Professor Fabrice André
Previous Chair of the ESMO Translational Research and Precision Medicine Working Group, Department of Medical Oncology, Institut Gustave Roussy, Villejuif, France.
Pioneering new guidelines on multigene next-generation sequencing are bringing innovative treatments to patients with cancer.
Novel technologies now make it possible to sequence hundreds or even thousands of genes in a short time frame. Treatment can be selected according to the genomic alterations in a tumour. The European Society for Medical Oncology (ESMO) has led the way in publishing recommendations on the use of multigene next-generation sequencing (NGS), providing practical advice for cancer centres on the value of this technology to deliver precision medicine1.
Use NGS for certain cancers
ESMO recommends the use of multigene NGS in patients with some advanced cancers – for example, lung, prostate, and ovarian cancer.
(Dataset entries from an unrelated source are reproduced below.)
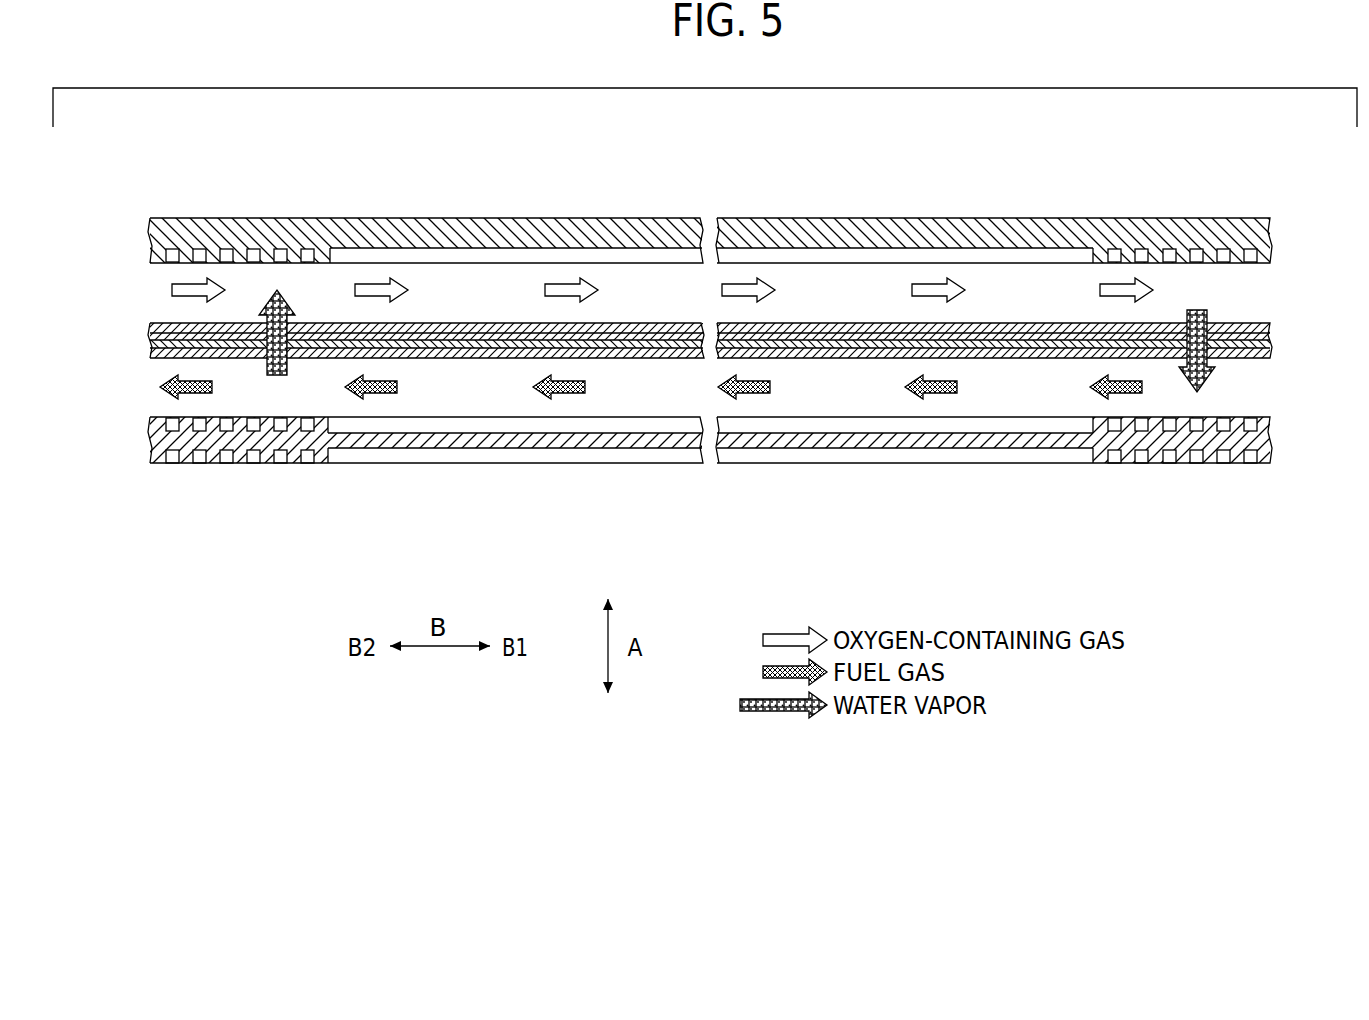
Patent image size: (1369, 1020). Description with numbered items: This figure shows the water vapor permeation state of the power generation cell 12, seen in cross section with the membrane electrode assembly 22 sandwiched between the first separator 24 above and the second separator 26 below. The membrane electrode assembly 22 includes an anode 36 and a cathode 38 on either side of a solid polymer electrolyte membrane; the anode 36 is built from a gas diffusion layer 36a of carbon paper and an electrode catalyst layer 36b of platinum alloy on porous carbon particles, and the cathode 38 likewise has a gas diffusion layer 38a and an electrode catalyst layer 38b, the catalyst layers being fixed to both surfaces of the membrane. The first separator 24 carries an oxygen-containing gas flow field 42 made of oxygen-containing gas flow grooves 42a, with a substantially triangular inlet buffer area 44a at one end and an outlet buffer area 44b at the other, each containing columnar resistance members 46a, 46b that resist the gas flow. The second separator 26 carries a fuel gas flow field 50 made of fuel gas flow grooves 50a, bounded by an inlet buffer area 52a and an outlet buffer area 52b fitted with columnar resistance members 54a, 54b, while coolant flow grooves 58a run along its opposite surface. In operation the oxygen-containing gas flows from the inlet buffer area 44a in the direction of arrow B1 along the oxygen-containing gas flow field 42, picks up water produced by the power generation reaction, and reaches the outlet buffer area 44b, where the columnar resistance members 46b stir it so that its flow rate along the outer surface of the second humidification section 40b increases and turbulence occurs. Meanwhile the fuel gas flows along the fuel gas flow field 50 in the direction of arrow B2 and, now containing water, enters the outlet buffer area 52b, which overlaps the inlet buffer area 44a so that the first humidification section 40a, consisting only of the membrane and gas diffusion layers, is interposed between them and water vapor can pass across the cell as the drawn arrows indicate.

The fuel cell 12 is at (922, 140).
The membrane electrode assembly 22 is at (704, 341).
The first separator 24 is at (705, 232).
The second separator 26 is at (704, 455).
The anode 36 is at (742, 449).
The gas diffusion layer 36a is at (1017, 358).
The electrode catalyst layer 36b is at (978, 352).
The cathode 38 is at (741, 232).
The gas diffusion layer 38a is at (440, 324).
The electrode catalyst layer 38b is at (483, 338).
The first humidification section 40a is at (238, 360).
The second humidification section 40b is at (1176, 362).
The oxygen-containing gas flow field 42 is at (639, 276).
The oxygen-containing gas flow grooves 42a is at (797, 260).
The inlet buffer area 44a is at (227, 256).
The outlet buffer area 44b is at (1168, 258).
The columnar resistance members 46a is at (187, 259).
The columnar resistance members 46b is at (1237, 262).
The fuel gas flow field 50 is at (635, 397).
The fuel gas flow grooves 50a is at (468, 422).
The inlet buffer area 52a is at (1167, 429).
The outlet buffer area 52b is at (228, 424).
The columnar resistance members 54a is at (1237, 425).
The columnar resistance members 54b is at (188, 424).
The coolant flow grooves 58a is at (680, 455).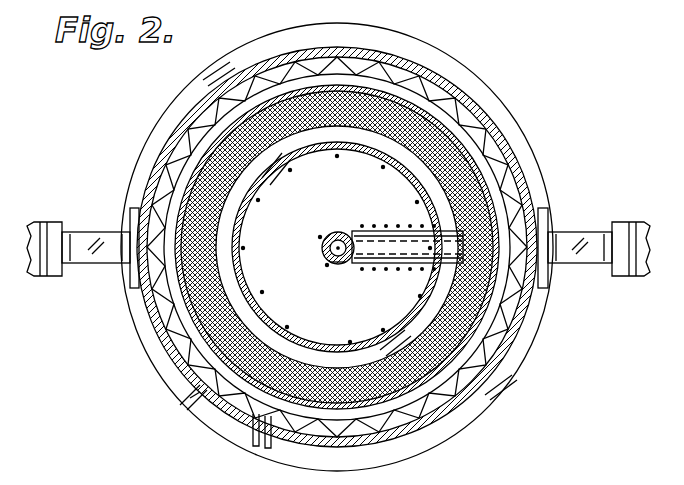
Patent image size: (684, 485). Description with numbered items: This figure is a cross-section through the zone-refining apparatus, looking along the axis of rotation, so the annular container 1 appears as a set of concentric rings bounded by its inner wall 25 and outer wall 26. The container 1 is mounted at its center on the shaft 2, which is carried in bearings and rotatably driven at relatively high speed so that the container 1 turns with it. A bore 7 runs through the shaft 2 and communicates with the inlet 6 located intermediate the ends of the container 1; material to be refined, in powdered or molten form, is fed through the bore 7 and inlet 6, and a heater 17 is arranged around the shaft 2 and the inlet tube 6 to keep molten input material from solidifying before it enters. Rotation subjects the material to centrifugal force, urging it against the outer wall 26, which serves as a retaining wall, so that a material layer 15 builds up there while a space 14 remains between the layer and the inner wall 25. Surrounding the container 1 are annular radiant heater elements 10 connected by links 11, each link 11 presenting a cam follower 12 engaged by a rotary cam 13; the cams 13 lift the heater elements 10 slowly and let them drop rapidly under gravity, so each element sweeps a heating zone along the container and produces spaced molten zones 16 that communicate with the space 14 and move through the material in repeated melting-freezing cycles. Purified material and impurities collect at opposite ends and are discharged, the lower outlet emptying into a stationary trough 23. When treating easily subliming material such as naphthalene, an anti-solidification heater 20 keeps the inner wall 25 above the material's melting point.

This is the first advice from a scientific society and a huge step forward for these patients.
Enrol patients in clinical trials
Participation in clinical trials can be a route to innovative treatments. ESMO recommends that clinical research centres offer multigene NGS to patients with cancer as part of their mission to enable access to novel therapies.
In addition to giving more treatment options, this approach generates much needed evidence on the use of this technology in other tumour types. It also accelerates development of drugs targeting specific mutations.
Patients need to be made aware that finding a previously unidentified mutation by examining a large panel of genes is uncommon.
Patients at the centre
Individual patients can have an outlier response to extremely rare and unexpected, potentially clinically useful, genomic alterations. While this is likely a very small percentage of patients, ESMO acknowledges that patients and their clinicians should have the option to order a multigene sequencing test provided there is no cost to the public healthcare system.
Patients need to be made aware that finding a previously unidentified mutation by examining a large panel of genes is uncommon. But ESMO believes that patients and their doctors should have the freedom to decide to investigate the possibility.
ESMO developed the recommendations based on the ESMO Scale for Clinical Actionability of molecular Targets (ESCAT) ranking for genomic alterations occurring in eight cancers. Experts used the ESCAT ranking and prevalence of alterations to calculate the number of patients that would need to be tested with NGS to identify one patient who could be matched to an effective drug in daily practice.
1Mosele F, Remon J, Mateo J, et al. Recommendations for the use of next-generation sequencing (NGS) for patients with metastatic cancers: a report from the ESMO Precision Medicine Working Group. Ann Oncol. 2020 Aug 24:S0923-7534(20)39971-3. doi: 10.1016/j.annonc.2020.07.014.